Coping and Vulnerability

4 years ago by in Coaching, Parenting Tagged: , , ,

In this website of mine, there is a page entitled “About The Parenting Geek” in which I tell you a bit about the experience and qualifications that lead me to become a school counselor and to set up my business in which I coach and teach children, parents and families.

Here are some other bits to tell you about me though and it’s really quite scary to tell you about them.

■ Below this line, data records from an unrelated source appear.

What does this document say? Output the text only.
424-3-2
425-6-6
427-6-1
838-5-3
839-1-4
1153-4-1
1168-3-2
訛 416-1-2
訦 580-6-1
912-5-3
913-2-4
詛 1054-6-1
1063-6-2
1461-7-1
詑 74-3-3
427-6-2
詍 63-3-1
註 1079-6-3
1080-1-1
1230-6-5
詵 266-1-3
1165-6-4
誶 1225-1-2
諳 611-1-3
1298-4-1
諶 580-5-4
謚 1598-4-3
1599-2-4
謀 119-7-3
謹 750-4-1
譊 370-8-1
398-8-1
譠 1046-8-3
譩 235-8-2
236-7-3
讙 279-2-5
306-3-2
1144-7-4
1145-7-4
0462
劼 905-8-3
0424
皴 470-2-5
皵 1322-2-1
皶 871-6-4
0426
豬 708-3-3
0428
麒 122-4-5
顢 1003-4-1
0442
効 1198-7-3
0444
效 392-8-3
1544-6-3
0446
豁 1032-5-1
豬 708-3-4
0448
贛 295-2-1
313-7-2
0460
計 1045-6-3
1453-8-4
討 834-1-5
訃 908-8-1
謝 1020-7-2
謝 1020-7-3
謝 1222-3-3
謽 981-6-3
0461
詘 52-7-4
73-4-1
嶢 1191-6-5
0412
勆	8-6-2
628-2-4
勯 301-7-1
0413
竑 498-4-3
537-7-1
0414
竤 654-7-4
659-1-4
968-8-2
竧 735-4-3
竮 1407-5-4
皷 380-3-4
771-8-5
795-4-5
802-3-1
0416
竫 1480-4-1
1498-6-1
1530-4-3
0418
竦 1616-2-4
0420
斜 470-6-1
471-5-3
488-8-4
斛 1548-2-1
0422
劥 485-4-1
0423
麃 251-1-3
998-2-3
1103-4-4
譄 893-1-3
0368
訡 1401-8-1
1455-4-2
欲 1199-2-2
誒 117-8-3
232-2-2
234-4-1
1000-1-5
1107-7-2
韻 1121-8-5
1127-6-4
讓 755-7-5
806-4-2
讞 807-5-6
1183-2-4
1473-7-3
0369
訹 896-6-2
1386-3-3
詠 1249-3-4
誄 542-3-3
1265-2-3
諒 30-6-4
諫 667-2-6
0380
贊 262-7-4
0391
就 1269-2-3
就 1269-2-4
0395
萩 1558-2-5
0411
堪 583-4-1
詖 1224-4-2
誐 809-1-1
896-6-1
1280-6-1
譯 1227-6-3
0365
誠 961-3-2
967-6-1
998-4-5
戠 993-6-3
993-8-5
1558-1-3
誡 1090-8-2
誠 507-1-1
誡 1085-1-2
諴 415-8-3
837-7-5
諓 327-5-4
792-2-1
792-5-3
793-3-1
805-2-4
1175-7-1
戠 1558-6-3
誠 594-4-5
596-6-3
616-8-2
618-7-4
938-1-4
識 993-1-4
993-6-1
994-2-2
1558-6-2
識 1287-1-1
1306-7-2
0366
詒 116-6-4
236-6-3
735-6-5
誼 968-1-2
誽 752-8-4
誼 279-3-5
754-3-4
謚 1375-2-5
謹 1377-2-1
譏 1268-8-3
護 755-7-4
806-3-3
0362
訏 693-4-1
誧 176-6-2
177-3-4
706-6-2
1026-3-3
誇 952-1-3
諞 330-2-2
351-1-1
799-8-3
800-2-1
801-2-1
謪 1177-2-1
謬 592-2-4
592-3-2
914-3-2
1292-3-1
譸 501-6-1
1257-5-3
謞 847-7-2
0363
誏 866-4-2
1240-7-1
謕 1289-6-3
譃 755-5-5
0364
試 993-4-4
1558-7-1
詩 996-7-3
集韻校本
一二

  • I really like things to be organised and clear. Mess completely does my head in and I find it hard to function in conditions of chaos. I’m a stationery and list freak. I think it’s part of trying to be organised. I have a labeling machine and many things are labeled!
  • I get angry and short tempered at times. Sometimes I shout. Sometimes I throw things. Sometimes I swear and sometimes I grit my teeth and roar with anger through my clenched teeth.
  • I’m a procrastinator. I leave things until the last minute and then do some of the above angry, disorganized stuff whilst I race madly to the deadline.
  • I want you to like me.  I’m afraid that I’m dull and boring with nothing of interest to say to you. I’m too straight (a bit too white and nerdy) and worthy and that though you’ll like me you won’t choose to spend longer with me than you need to.
  • I very rarely feel like a grown up or like a woman. I feel more like a girl.
  • I lack in commonsense and practicality. I used to sew the name labels on my children’s school uniform all the way around until a friend asked why I didn’t just sew the two short ends. I’d never though of that.
  • I sometimes feel very lonely in a group of people. I’m smiled at and talked to, but somehow feel disconnected and not fully accepted or included and then I feel stupid, vulnerable, lonely and sad. I go home warm with shame at stupid things I said, a bit like the “I carried a watermelon” moment in Dirty Dancing.

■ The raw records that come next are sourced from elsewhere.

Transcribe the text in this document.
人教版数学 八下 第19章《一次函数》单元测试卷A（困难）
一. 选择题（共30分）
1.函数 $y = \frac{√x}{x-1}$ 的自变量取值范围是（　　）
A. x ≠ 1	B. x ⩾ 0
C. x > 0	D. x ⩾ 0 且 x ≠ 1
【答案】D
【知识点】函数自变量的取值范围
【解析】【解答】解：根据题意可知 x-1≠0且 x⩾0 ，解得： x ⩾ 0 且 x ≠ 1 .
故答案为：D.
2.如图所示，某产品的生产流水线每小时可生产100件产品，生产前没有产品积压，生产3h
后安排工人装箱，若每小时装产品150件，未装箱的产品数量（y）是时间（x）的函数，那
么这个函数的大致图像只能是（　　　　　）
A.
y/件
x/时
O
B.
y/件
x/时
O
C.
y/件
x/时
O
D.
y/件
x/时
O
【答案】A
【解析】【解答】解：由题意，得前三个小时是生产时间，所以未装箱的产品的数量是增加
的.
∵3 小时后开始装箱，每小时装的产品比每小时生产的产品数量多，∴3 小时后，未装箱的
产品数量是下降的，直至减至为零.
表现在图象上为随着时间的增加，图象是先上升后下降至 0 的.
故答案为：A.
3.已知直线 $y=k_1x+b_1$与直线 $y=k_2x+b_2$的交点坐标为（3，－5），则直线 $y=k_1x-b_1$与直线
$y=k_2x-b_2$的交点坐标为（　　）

And that is what this post is really about. It’s about vulnerability. It’s about the parts of self that cause shame or embarrassment.  It’s about the unfavorable comparisons made about ourselves.  It’s scary to talk about them.

What if you say so what? What if you think “I didn’t know she was like that. Sadcase?” What if you agree that I am boring and childish and  can now pinpoint why I’m nice but not enough to be your friend?

Well I’m afraid of all of those outcomes.

And yet here I am, airing my vulnerabilities for all to see and to comment upon.

Most parents who have ever come to work with me, or to meet and talk with me before I work with their child, have given me the gift of their courage. They have come and told me the story of their family as they see it. They tell me the problem their child or family is suffering with. They tell me the things they fear are their fault. They tell me why they think they may be to blame for the problems and the fears they have for the future if things stay the same. How scary is that? How amazing are they? VERY!

We create an image to show to the world. We cover up our soft, vulnerable underbelly and we try and fit in and look like all is fine. And everyone who does this gives the impression that they are coping. People in similar circumstances think they should also be able to cope. They feel weakness and failure for not doing as well as others.

So should we air every woe and trouble and fear and problem with everyone? Of course not. In fact if you do so randomly and constantly on Facebook I might unfriend you! For each type of issue you are dealing with in life, there are appropriate and inappropriate ways and people to share it with. The trick is to find the right person for you to share that issue with. You may have a friend you can tell all about the issues you have with your partner. You may have someone you go to with work worries.

I so admire the courage of the parents who speak of their fears, shame, vulnerability, mistakes, history, relationships and feelings. I am  honored when I am trusted to hear somebody’s story and for them to show me the vulnerability they have around it.

And in honour of the courage they show, the courage that is brought about by their deep desire to do the very best they can for their children, I take this small courageous step of my own and share some stuff that it is much more comfortable to keep hidden.

Let’s not habitually hide and try to look like we’re coping when we’re not, fellow parents; let’s connect. Let’s share and learn and support each other. Let’s be honest and open about the scary stuff and see how the connection and support of those we reach out to can nurture us.


You see me? I’m coping. Honestly.

I could do with a little help over here please.